William I. Thomas ve Florian Znaniecki’nin (1918) Avrupa ve Amerika’da Polonyalı Köylü (The Polish Peasant in Europe and America) adlı çalışması ile Manuel Castells ve Gustavo Cardoso’nun (2005) Ağ Toplumu (The Network Society) adlı çalışmalarında göçmenlerin sahip oldukları sosyo-kültürel ağları takip ettikleri konu edilir.

Bu yaklaşıma göre, göçü belirleyen unsurlar daha çok ekonomik koşullar, iktidar politikaları, toplumsal değerler ve ulaşım imkânları gibi etkenlerdir. Göçmenler ve hatta mülteciler, toplumsal ve kültürel ağlar içinde hareket ederler. Bu ağlar tarihsel süreçler içinde oluşurlar ve göçmenler kendilerinden önce göç eden akraba veya yakınlarının izlerini sürerek göç güzergahlarını çizerler. Göç süreçlerinde kimin gidip kimin kalacağına karar veren birtakım toplumsal, kültürel ve geleneksel kontrol mekanizmaları vardır. Bu mekanizmalar, ailece mi, yoksa sadece tek bir kişinin mi (genç erkek veya kadın) göç edeceğine karar verilmesinde etkili olur.

Suriyeli mültecilerin hareketliliğini anlayabilmek için de bu teorinin bizlere yol gösterdiği düşünülebilir. Suriyeli mültecilerin savaşın başlamasıyla birlikte sınırın hemen ötesinde bulunan akrabalarının veya tanıdıklarının yanına sığınmaları ya da İstanbul’da mevcut olan akrabalık veya hemşerilik ağlarını takip ederek daha uzağa gitmeleri bu teorinin yardımıyla daha kolay anlaşılabilir. Öte yandan, Avrupa Birliği ülkeleri arasında Almanya’nın Suriyeli mülteciler tarafından büyük ölçüde tercih edilme nedenlerinden birisinin yine Almanya’daki mevcut sosyal ağların olduğu görülüyor.

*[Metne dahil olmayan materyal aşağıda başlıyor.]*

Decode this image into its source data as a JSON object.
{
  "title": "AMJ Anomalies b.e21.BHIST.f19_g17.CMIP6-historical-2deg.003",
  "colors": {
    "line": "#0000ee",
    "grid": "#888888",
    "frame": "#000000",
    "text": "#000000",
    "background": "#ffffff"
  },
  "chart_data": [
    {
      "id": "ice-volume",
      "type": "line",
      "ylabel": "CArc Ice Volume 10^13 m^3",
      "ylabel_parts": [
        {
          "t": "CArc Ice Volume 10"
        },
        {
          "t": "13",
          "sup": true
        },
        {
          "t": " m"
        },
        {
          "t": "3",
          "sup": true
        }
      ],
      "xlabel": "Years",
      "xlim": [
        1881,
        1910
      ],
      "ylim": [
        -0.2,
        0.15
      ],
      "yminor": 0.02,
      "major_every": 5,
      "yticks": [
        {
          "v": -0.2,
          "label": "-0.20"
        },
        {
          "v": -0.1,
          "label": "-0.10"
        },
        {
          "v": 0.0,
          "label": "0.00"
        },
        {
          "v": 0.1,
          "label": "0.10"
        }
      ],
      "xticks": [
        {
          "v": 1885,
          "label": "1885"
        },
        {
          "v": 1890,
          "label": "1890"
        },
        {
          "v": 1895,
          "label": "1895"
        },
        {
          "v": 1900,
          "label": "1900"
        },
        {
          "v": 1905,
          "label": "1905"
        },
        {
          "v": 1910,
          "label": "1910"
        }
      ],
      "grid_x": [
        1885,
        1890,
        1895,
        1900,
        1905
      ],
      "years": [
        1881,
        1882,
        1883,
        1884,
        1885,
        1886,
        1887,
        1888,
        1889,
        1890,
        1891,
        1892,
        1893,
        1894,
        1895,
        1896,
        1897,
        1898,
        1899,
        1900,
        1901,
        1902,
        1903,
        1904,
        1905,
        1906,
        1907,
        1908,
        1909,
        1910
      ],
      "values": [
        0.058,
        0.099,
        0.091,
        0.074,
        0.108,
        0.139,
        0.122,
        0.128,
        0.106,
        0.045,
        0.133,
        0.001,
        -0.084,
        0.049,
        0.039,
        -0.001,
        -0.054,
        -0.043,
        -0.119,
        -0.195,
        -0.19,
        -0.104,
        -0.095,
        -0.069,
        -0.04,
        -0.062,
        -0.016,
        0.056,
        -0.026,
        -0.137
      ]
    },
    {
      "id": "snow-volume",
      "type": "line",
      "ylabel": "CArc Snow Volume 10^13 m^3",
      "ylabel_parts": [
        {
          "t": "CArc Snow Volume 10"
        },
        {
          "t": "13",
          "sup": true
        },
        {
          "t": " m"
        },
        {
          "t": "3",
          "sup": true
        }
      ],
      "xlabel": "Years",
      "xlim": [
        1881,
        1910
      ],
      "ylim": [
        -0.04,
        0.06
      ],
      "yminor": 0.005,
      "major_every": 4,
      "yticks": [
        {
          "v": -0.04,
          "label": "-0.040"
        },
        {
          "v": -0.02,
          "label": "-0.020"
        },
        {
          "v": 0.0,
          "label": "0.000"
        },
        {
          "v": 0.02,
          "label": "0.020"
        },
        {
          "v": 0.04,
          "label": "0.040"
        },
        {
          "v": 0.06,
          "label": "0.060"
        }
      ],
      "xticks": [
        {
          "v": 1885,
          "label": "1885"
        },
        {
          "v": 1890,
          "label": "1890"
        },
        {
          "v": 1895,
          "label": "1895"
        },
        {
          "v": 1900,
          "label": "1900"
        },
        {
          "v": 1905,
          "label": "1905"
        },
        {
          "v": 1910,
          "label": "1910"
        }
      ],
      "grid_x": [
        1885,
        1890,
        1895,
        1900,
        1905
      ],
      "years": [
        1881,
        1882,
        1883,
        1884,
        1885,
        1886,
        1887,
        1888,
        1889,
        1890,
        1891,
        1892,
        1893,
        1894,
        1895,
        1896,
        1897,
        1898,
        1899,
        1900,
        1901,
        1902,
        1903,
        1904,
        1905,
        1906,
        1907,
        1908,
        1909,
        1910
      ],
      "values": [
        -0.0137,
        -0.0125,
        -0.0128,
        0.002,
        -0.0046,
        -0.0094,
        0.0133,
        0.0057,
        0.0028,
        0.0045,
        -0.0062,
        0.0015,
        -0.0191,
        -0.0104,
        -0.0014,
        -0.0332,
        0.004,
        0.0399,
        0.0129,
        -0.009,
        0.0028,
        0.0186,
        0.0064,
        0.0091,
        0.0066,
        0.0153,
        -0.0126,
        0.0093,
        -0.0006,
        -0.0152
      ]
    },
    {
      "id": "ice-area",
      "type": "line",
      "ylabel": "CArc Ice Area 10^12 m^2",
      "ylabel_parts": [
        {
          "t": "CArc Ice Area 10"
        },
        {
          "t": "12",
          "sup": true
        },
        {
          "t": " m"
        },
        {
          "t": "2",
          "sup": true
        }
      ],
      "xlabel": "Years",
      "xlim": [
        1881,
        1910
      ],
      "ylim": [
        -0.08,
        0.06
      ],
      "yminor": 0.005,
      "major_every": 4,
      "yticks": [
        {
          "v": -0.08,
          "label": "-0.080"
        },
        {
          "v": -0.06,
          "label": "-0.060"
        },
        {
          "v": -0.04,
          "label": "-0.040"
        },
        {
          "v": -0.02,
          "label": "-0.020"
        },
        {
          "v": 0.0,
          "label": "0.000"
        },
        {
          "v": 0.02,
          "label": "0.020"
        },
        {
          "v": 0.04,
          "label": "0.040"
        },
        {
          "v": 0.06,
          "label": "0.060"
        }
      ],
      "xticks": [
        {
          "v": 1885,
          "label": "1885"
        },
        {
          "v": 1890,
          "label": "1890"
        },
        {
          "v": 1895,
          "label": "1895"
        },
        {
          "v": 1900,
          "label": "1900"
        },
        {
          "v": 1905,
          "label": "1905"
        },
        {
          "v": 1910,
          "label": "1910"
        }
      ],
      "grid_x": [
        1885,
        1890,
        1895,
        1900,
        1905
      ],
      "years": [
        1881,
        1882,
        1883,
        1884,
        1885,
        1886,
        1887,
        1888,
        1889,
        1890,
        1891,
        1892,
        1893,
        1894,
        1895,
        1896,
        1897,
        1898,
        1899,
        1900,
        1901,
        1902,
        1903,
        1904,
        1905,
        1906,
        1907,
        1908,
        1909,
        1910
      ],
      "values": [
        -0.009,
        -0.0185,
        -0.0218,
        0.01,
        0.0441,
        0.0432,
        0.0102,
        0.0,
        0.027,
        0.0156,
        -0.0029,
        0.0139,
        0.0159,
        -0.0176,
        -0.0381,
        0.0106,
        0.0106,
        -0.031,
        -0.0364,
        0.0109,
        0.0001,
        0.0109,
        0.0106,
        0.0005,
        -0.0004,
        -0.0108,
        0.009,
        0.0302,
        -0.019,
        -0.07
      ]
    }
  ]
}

Mevcut aile, akrabalık ve tanıdık bağları, göçmenlere ve mültecilere göç edilen ortama uyum sağlamaları açısından da çok önemli. Mültecilerin karşılaştıkları misafirperverliğin, tanıdık yüzlerin, değerlerin, dilin ve kültürün onlara dostane ortamlar sunmak açısından çok önemli olduğu biliniyor). Öte yandan, ailevi ağlar çok önemli olsa da, zaman zaman birtakım problemleri de beraberinde getirebilirler. Ailevi bağlar ve akrabalık ilişkileri, göçmenler ve mültecilerin göç edilen yeni mekân konusunda büyük beklentiler içine girmelerine neden olurken, bu beklentilerin gerçekleşmemesi durumunda ailevi ilişkilerin büyük hasar görmesine de neden olabilirler. Tüm bunların yanı sıra, bu tür sosyo-kültürel ağlar aynı zamanda, insan ticareti ve kaçakçılığı için de zaman zaman istismar edilebilir.

2016 yılında Hayata Destek Vakfı ile birlikte İstanbul’da ikamet eden Suriyelilerle yapılan 120 kadar anket araştırmasında  anavatandan uzakta var olan kültürel, etnik, dilsel ve dinsel bağların Suriyelilerin İstanbul’u tercihlerinde çok önemli olduğunu gözlemledik. Bu tür bağlar, mültecileri anavatandan uzakta gündelik hayatın zorluklarından koruyup, onlara etnik, kültürel, dinsel ve dilsel yakınlığın sağladığı sıcaklığı getiriyor ve böylece yeni kentsel mekâna daha hızlı bir şekilde uyum sağlamalarına yardımcı oluyor. Bu tür güçlü veya zayıf ağlar, internetin sosyal ağlara erişimini kolaylaştırması ile birlikte göç güzergâhlarını şekillendirmekte daha da belirleyici hale geldi.[1]

 

Tarihî bellekte Halep’in izleri ve Toplumsal Ağlar

İstanbul’da yaşayan Suriyeli mültecilerin %86’sı Halep kökenli. Türkiye genelindeki Suriyelilerin yine aynı oranda Halepli oldukları biliniyor. Suriye İç Savaşı başlar başlamaz, Suriyeli mültecilerin canlarını kurtarabilmek için Türkiye, Ürdün ve Lübnan gibi ülkeleri tercih etmelerini sadece bu ülkelerin coğrafi anlamda Suriye ile komşu olmalarıyla açıklamak yeterli olmayacaktır. Geçmişte Osmanlı coğrafyasının parçası olan bir ülkenin yurttaşları, yani Suriyeliler, yine aynı coğrafyanın diğer parçaları olan Türkiye, Ürdün ve Lübnan’daki akrabalarının ve yakınlarının yanına gitmeyi tercih ettiler . Kilis, Gaziantep, Urfa, Hatay gibi kentlerin Osmanlı İmparatorluğu zamanında İstanbul ve İzmir’den sonra imparatorluğun üçüncü büyük metropolitan ve kozmopolitan vilayeti olan Halep’e idari olarak bağlı oldukları gerçeği de hatırlanacak olursa, Halep ile bölgede Türkiye sınırları içinde kalan kentlerin tarihî ilişkisi daha iyi anlaşılacaktır.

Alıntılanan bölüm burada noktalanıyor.